Do as I Say, Not as I Do

Hypocrisy requires high-level thinking. In our heart and gut, we're more moral, honest and fair.

Finding examples of moral hypocrisy is just too easy, what with Eliot Spitzer (former New York governor, moralizing proponent of laws against sex tourism and prostitution; named in "escort service" sting in March) coming along just when memories of Mark Foley (ex-congressman; crusader against child exploitation; caught in 2006 sending sexually explicit messages to congressional pages) and Sen. Larry (family values; "wide stance") Craig were, mercifully, fading. But while the ubiquity of hypocrisy can sour you on human nature, there's a bright side: scientists have lots of examples to study as they look for ways to make hypocrisy a little less common than breathing.

Scientists have long bickered over whether hypocrisy is driven by emotion or by reason—that is, by our gut instinct to cast a halo over ourselves, or by efforts to rationalize and justify our own transgressions. In other moral judgments, brain imaging shows, regions involved in feeling, not thinking, rule. In "the train dilemma," for instance, people are asked whether they would throw a switch to send an out-of-control train off a track where it would kill 10 people and onto one where it would kill one. Most of us say we would. But would we heave a large man onto the track to derail the train and save the 10? Most of us say no: although the save-10-lose-one calculus is identical, the emotional component—heaving someone to his death rather than throwing an impersonal switch—is repugnant, and the brain's emotion regions scream "Don't!"

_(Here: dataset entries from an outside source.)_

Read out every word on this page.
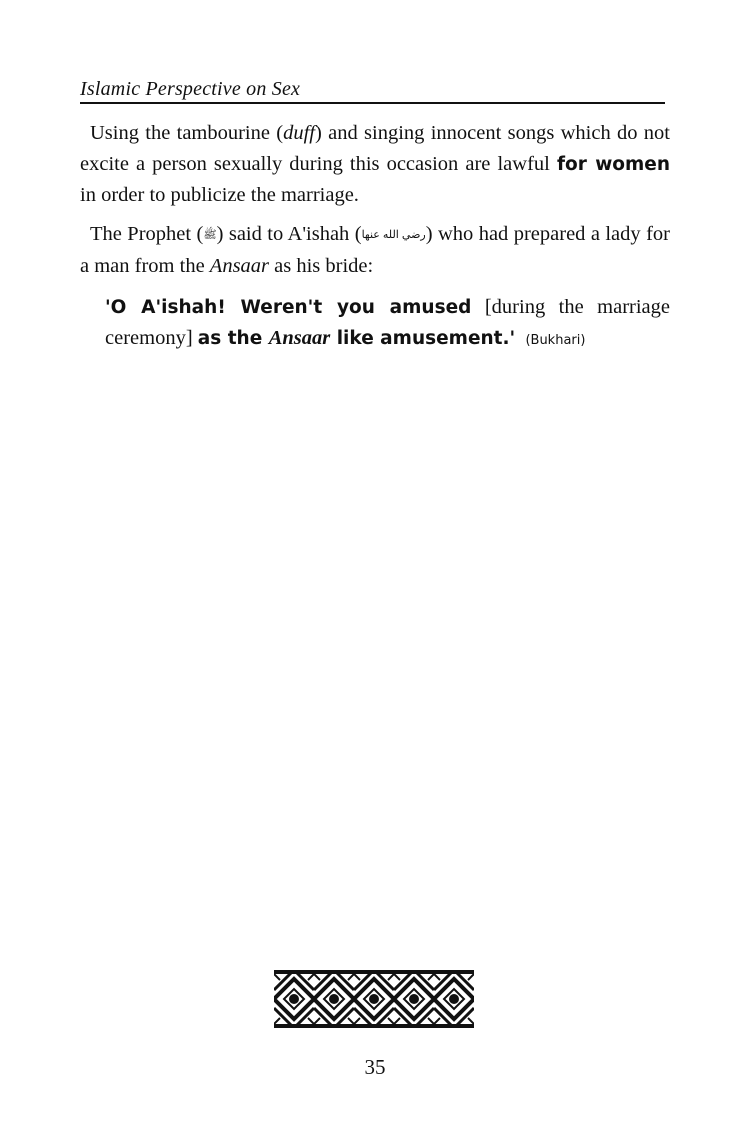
Islamic Perspective on Sex

Using the tambourine (duff) and singing innocent songs which do not excite a person sexually during this occasion are lawful for women in order to publicize the marriage.

The Prophet (ﷺ) said to A'ishah (رضي الله عنها) who had prepared a lady for a man from the Ansaar as his bride:

'O A'ishah! Weren't you amused [during the marriage ceremony] as the Ansaar like amusement.' (Bukhari)

35
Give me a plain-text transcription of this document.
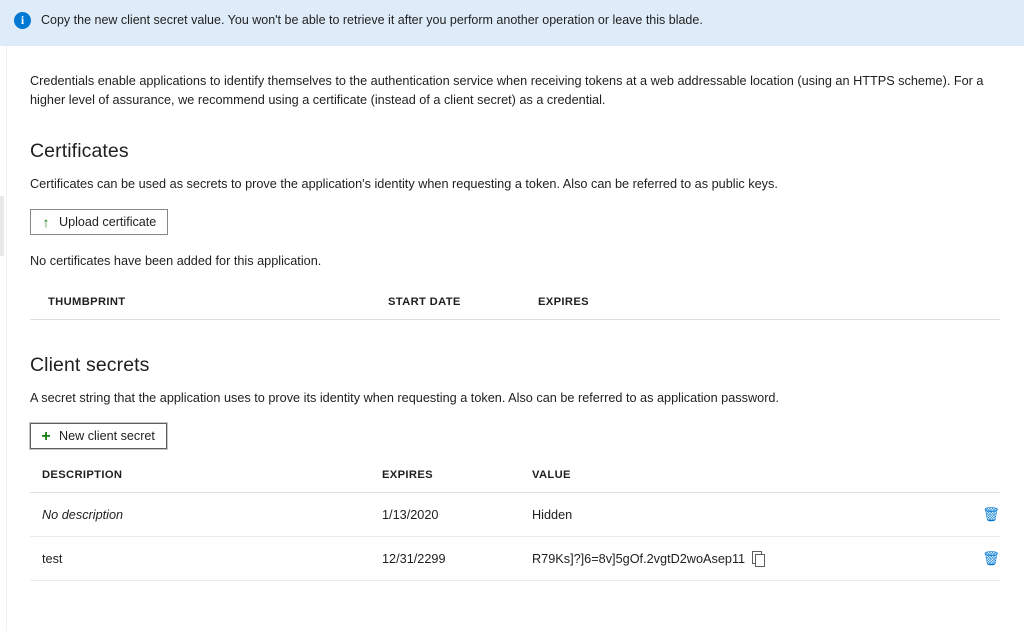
i	Copy the new client secret value. You won't be able to retrieve it after you perform another operation or leave this blade.

Credentials enable applications to identify themselves to the authentication service when receiving tokens at a web addressable location (using an HTTPS scheme). For a higher level of assurance, we recommend using a certificate (instead of a client secret) as a credential.

Certificates

Certificates can be used as secrets to prove the application's identity when requesting a token. Also can be referred to as public keys.

↑ Upload certificate

No certificates have been added for this application.

THUMBPRINT	START DATE	EXPIRES
Client secrets

A secret string that the application uses to prove its identity when requesting a token. Also can be referred to as application password.

+ New client secret
DESCRIPTION	EXPIRES	VALUE	
No description	1/13/2020	Hidden	🗑
test	12/31/2299	R79Ks]?]6=8v]5gOf.2vgtD2woAsep11	🗑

The role of emotion in moral judgments has upended the Enlightenment notion that our ethical sense is based on high-minded philosophy and cognition. That brings us to hypocrisy, which is almost ridiculously easy to bring out in people. In a new study that will not exactly restore your faith in human nature, psychologists David DeSteno and Piercarlo Valdesolo of Northeastern University instructed 94 people to assign themselves and a stranger one of two tasks: an easy one, looking for hidden images in a photo, or a hard one, solving math and logic problems. The participants could make the assignments themselves, or have a computer do it randomly. Then everyone was asked, how fairly did you act?, from "extremely unfairly" (1) to "extremely fairly" (7). Next they watched someone else make the assignments, and judged that person's ethics. Selflessness was a virtual no-show: 87 out of 94 people opted for the easy task and gave the next guy the onerous one. Hypocrisy, however, showed up with bells on: every single person who made the selfish choice judged his own behavior more leniently—on average, 4.5 vs. 3.1—than that of someone else who grabbed the easy task for himself, the scientists will report in the Journal of Experimental Social Psychology.

The gap might not have been on a par with delivering homophobic sermons while having a gay affair, but it suggests how that kind of hypocrisy is possible. For one thing, people's emotions might have gotten the better of them, just as emotions drive the runaway-train dilemma. When we judge our own transgressions less harshly than we judge the same transgressions in others, DeSteno said, it may be because "we have this automatic, gut-level instinct to preserve our self-image. In our heart, maybe we're just not as sensitive to our own transgressions." Adds Dan Batson of the University of Kansas, a pioneer in hypocrisy studies, "people have learned that it pays to seem moral, since it lets you avoid censure and guilt. But even better is appearing moral without having to pay the cost of actually being moral"—such as assigning yourself the tough job.

To test the role of cognition in hypocrisy, DeSteno had volunteers again assign themselves an easy task and a stranger an onerous one. But before judging the fairness of their actions, they had to memorize seven numbers. This ploy keeps the brain's thinking regions too tied up to think much about anything else, and it worked: hypocrisy vanished. People judged their own (selfish) behavior as harshly as they did others', strong evidence that moral hypocrisy requires a high-order cognitive process. When the thinking part of the brain is otherwise engaged, we're left with gut-level reactions, and we intuitively and equally condemn bad behavior by ourselves as well as others.

If our gut knows when we have erred and judges our transgressions harshly, moral hypocrisy might not be as inevitable as if it were the child of emotions and instincts, which are tougher to change than thinking. "Since it's a cognitive process, we have volitional control over it," argues DeSteno. That matters because of another nasty aspect of hypocrisy: we apply the same moral relativism when judging the actions of people like ourselves. When "people like us" torture, it's justified; when people unlike us do, it's an atrocity. When we make that judgment, the brain's cognitive regions are the hypocrites; emotional regions make honest judgments and see the heinous behavior for what it is. As with other forms of judgment, the way to change hearts and minds is to focus on the former: appeal to our better angels in the brain's emotion areas, and tell circuits that are going through cognitive contortions to excuse in ourselves what we condemn in others to just shut up.